With all of the newspaper industry’s huffing and puffing over Google and other news aggregators, you’d hardly suspect that print journalism has another major problem on its hands.
New research (PDF) from the Pew Internet and American Life Project solidifies what I’ve been hearing for a long time: It’s the classifieds, silly.
Over the last four years, use of online classified services such as Craigslist has more than doubled, Pew’s research found. Almost half of Internet users go online for classifieds now, compared to 22 percent in 2005. Every day, 9 percent of Internet users hit up Craigslist and other online classifieds, compared to four percent in 2005.
The cost to newspapers is immense. After reaching peak revenues of $19.5 billion in 2000, classifieds in American newspapers pulled in less than $10 billion last year. In other words, newspapers have lost half their classified revenue in the last eight years, while online classified use has doubled in half that time.
This begs the question of whether there’s any way for newspapers to stop the bleeding.

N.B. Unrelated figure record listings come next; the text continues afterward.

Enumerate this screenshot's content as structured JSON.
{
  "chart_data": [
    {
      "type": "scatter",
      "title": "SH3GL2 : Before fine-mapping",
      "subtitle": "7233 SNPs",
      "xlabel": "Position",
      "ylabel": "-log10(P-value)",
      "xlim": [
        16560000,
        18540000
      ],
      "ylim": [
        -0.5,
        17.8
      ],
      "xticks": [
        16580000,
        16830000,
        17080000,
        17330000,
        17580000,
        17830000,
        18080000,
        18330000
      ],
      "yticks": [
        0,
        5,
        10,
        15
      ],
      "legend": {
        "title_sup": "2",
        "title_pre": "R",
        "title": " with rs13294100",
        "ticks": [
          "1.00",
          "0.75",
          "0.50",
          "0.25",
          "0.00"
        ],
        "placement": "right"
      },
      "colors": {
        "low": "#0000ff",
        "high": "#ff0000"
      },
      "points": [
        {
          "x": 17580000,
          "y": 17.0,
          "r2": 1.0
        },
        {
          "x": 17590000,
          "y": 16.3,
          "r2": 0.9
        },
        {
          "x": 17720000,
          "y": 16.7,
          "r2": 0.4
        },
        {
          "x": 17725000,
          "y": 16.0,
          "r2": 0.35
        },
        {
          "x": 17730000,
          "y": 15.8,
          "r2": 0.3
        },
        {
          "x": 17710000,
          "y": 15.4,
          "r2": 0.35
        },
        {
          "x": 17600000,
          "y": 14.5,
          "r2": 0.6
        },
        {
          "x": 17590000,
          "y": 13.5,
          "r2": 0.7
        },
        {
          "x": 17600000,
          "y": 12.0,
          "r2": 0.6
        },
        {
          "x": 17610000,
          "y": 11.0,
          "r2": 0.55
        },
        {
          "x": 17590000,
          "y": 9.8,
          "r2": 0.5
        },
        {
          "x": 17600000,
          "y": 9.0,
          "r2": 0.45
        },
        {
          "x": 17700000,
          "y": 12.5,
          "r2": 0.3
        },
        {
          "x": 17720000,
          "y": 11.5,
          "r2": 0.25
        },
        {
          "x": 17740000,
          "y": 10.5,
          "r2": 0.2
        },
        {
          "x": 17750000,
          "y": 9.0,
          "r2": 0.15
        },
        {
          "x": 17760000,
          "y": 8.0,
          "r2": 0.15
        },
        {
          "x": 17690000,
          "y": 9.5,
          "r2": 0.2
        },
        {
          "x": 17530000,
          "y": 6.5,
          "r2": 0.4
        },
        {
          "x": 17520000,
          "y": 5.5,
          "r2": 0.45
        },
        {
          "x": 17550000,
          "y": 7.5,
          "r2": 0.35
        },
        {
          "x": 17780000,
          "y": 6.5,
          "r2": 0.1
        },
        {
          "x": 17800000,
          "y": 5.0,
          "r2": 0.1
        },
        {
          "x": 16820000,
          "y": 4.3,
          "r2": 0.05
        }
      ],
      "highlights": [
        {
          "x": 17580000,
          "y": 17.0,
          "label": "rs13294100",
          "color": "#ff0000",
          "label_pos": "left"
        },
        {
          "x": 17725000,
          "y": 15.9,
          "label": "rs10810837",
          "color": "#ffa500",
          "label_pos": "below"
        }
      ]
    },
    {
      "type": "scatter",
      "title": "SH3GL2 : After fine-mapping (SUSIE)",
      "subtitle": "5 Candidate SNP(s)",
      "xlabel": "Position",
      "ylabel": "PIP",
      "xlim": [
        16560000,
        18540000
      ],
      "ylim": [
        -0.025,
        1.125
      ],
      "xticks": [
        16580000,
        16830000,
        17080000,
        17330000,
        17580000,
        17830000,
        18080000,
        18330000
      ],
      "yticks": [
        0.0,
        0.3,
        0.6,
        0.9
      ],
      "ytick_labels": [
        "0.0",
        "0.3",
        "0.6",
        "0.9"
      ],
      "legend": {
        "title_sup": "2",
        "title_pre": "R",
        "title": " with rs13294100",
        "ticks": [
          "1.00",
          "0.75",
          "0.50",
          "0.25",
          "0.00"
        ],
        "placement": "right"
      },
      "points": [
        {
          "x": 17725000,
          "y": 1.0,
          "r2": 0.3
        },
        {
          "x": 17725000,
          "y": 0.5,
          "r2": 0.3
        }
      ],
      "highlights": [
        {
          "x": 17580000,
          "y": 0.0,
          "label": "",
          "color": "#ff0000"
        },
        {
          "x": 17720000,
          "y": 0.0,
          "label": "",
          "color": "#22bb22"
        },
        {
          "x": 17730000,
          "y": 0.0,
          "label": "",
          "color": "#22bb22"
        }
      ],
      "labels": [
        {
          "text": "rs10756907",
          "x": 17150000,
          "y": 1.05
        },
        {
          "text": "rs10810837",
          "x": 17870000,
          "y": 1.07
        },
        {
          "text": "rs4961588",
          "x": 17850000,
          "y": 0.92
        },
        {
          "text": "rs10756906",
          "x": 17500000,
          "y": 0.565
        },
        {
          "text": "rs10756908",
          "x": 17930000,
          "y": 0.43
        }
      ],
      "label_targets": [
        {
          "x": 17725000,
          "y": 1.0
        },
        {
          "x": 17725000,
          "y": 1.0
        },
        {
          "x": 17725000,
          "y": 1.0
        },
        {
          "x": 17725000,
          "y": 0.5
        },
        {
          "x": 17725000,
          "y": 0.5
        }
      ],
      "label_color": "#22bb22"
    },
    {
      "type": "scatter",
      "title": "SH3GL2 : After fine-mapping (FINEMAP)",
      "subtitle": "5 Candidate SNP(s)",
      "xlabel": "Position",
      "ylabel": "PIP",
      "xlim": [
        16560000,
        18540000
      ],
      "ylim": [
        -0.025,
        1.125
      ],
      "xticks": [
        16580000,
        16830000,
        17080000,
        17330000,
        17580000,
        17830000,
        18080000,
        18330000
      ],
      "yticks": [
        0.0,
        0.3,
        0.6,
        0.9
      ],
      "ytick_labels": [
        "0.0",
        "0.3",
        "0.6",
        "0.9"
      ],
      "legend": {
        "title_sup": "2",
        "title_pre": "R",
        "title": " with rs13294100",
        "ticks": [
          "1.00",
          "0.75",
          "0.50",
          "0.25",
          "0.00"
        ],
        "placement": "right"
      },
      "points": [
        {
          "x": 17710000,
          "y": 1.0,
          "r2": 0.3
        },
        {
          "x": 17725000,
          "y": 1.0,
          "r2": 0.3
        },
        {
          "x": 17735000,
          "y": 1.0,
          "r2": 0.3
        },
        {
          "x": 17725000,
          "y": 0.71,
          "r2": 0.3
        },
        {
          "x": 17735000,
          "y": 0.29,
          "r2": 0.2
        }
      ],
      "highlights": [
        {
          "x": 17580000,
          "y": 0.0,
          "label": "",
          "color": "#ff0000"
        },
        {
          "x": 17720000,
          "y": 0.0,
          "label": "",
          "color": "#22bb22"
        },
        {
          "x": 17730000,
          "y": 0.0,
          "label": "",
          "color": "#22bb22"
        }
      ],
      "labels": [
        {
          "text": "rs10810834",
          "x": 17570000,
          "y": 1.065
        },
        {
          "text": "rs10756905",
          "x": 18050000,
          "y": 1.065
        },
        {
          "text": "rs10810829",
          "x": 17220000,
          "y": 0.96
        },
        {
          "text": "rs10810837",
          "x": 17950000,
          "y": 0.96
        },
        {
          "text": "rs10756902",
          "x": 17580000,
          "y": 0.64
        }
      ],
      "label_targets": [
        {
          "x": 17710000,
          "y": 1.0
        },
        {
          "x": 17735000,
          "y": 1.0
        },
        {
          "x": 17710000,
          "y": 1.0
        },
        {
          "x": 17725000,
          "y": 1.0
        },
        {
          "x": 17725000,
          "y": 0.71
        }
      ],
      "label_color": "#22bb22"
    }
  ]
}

Last month, I read a stirring essay by Jeff Jarvis about how the industry blew its chance to become a major player in the Internet age. Even if newspaper companies could somehow find a way to keep practicing journalism — Jarvis argues that it’s too late for that, even — I’m not sure the same could be said for classifieds. What could a newspaper offer that Craigslist cannot?
Missing from Pew’s research is any explanation for why online classifieds seem to be cannibalizing newspapers’ business, but it’s got to be that deadly mixture of (mostly) free and immediate. Want to get rid of that dresser today? No need to wait for tomorrow’s paper, and no one else will ask for a cut of the sales. Maybe hyperlocal papers could offer robust classifieds in markets too small for Craigslist to cover, but for cities, the opportunity was lost years ago.